A dangerous strategy: New CEO of Sprint to fight on three fronts simultaneously

via Flickr © JeepersMedia (CC BY 2.0)

via Flickr © JeepersMedia (CC BY 2.0)

Marcelo Claure, the new head honcho at US operator Sprint, is wading into his job like a Bolivian Erik Bloodaxe, laying waste to everything around him. He says he's going to grab back the market share Sprint has lost by cutting prices to subscribers, making significant improvements to the company's network and slashing cost (and jobs) - all at the same time.

It was announced that Mr. Claure, the founder of Brightstar Corporation, would succeed Dan Hesse as CEO os Sprint on August 6, which, not so coincidentally is Bolivian independence day. He took over operationally a week ago today, on August 11, 2014, and has since been rampaging around like a bull in a china shop.

Those of you with good memories may also remember that Marcelo Claure is a founding member of the 'One Laptop Per Child' organisation fronted by Nicholas Negroponte. The idea was to provide the world's poorest and most deprived children with first-class educational opportunities via a utilitarian, ruggedised and cheap laptop computer that would cost less than US£100 each to manufacture and ship. The initiative, whilst laudable and welcome, has been less of a global success than had been anticipated, mainly because of the advances in mobile technology made whilst the 'One Laptop Per Child' concept was being defined, refined and then re-defined again.

Disruption - everywhere

Mr.
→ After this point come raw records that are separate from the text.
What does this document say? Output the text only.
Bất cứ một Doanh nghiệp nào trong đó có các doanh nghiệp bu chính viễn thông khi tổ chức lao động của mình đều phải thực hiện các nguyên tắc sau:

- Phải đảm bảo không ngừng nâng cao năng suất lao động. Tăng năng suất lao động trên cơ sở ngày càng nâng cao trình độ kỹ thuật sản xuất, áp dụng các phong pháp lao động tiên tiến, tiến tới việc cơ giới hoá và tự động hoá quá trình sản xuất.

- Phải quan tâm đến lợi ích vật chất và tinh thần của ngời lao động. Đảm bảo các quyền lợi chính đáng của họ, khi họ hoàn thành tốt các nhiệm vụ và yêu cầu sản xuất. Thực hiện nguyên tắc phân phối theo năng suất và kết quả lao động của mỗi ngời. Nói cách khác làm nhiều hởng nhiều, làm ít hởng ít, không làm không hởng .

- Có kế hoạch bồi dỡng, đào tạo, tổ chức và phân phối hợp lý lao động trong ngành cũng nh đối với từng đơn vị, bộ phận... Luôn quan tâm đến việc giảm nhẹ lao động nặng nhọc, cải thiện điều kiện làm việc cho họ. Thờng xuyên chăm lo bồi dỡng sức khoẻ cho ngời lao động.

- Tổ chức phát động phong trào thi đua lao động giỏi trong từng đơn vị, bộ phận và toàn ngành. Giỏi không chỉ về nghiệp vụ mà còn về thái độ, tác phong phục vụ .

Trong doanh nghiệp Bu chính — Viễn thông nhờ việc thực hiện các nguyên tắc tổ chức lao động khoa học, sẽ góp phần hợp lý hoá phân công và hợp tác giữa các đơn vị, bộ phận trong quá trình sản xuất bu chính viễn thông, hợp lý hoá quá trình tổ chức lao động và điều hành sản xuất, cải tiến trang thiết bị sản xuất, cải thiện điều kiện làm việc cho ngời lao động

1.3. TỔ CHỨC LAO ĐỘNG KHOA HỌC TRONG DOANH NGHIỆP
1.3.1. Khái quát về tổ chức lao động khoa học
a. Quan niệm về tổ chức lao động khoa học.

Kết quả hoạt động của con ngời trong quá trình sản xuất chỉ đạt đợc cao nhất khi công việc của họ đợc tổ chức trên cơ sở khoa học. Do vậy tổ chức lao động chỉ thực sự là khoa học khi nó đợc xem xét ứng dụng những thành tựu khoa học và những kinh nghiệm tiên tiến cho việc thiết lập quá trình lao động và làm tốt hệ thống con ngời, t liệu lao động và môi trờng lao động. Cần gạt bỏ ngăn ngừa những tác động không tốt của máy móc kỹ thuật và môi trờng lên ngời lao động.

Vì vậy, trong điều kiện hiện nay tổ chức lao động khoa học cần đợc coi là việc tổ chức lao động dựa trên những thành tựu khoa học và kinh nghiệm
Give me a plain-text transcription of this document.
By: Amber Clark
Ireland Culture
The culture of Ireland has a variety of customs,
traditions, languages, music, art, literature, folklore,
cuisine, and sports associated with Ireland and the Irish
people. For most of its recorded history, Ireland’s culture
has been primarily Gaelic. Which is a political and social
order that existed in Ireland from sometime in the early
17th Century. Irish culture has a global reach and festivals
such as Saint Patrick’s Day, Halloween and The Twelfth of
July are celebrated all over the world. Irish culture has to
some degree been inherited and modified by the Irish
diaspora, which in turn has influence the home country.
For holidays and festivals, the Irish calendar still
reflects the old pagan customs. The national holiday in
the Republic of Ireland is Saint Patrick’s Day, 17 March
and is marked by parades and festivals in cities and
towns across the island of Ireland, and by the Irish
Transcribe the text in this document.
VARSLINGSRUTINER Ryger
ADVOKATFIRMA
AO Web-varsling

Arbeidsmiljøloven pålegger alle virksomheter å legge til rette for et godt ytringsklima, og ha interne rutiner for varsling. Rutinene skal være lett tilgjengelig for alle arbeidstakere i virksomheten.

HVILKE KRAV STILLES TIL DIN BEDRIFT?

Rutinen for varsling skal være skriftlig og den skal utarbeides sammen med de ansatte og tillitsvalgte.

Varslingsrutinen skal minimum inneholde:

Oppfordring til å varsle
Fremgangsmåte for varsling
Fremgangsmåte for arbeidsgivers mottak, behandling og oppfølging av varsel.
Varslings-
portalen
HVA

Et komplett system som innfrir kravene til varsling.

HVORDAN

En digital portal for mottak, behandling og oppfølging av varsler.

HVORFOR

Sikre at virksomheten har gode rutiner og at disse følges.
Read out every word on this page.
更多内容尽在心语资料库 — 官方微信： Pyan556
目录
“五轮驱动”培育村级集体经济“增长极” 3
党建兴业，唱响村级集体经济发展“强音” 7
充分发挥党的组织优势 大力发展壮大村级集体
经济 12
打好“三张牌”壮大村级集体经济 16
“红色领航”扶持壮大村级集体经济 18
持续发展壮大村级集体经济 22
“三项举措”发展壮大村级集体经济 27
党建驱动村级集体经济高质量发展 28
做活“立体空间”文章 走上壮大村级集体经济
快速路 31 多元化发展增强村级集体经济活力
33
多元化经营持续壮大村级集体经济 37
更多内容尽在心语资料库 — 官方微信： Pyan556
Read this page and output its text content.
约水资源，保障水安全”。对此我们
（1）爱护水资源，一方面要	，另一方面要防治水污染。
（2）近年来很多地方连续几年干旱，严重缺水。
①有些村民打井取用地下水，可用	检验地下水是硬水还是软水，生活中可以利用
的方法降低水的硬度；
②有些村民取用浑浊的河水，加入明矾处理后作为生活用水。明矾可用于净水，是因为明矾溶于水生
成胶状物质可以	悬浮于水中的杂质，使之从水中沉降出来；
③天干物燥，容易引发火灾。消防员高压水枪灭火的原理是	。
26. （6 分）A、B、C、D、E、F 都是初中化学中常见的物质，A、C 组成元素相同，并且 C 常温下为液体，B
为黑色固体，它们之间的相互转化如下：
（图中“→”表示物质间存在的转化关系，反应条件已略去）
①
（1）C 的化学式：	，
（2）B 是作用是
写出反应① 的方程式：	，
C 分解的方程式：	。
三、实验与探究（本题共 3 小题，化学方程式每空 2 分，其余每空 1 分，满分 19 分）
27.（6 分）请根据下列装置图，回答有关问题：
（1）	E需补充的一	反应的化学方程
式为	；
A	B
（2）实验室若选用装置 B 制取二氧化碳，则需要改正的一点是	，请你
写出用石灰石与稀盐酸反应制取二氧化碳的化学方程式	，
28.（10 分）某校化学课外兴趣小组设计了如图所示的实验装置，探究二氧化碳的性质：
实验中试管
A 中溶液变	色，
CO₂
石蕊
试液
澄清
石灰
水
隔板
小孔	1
Claure says that he will, this very week, introduce new subscriber tariffs that will "significantly disrupt" the US telecoms market. It is thought that he will as the basis of the new pricing model exploit the recent example of T-Mobile USA which broke the stagnanting US mould by making genuinely meaningful changes to its rate plans over the course of the past twelve months. By so doing, T-Mobile USA managed in Q1 alone this year, to add 2.4 million new customers to its subscriber rolls in a crowded and saturated market. The strategy was instrumental in a year-on-year  47 per cent increase in revenues.

Sprint's very evident Achilles heel is its network. It has been very slow in deploying its much-vaunted LTE service and scores badly on every index of customer satisfaction in the US. Indeed, even the Chairman himself, Masayoshi Son of Sprint's parent company, Softbank of Japan, is on public record as having described Sprint's network as "horrible".

Until very recently, Son's solution to the problem was to acquire T-Mobile USA, the fourth largest US carrier, but that plan was dropped (also on Bolivian independence day) in the face of hardening regulator resistance.

That's not to say a deal of some sort won't be done in the future but for now any takeover is dead in the water because the US regulator is determined to maintain the fig leaf of active competition (and that is what it is) by ensuring that the US retains four big wireless carriers.

Dan Hesse, who had been Sprint CEO since 2007, tried to propel Sprint into the 21st century by undertaking a massive overhaul of the company's ageing and deteriorating network but came under sustained critical attack when the 'rip-out and replace' strategy caused cell sites repeatedly to fail with the result that the steady trickle of customers churning-away from Sprint increased to a torrent.

Saving now to spend now

In a message to Sprint's nervous employees, Marcelo Claure said, "When you have a great network, you don’t have to compete on price but when your network is behind, unfortunately you have to compete on value and price  and that is what we will do."

He added that harsh economic reality requires him to make a list of "must haves" and "nice to haves" and then make difficult but necessary decisions accordingly. In other words, there will be job cuts at Sprint and they will be deep.

So, job losses are inevitable if, at this stage, yet to be quantified. Mr. Claure says that once the new tariff is operational he will, next week, turn his immediate attention to infrastructure and wireless spectrum holdings with the intent of ensuring that Sprint has the best mobile network in the US. That's a tall (and expensive) order.

Marcelo Claure concluded, "I want to make sure we're the incumbent challenger I don't want the status quo." There won't be much need for him to a worry on that score. Whatever happens the status quo isn't an option in the dog-eat-dog world of US wireless.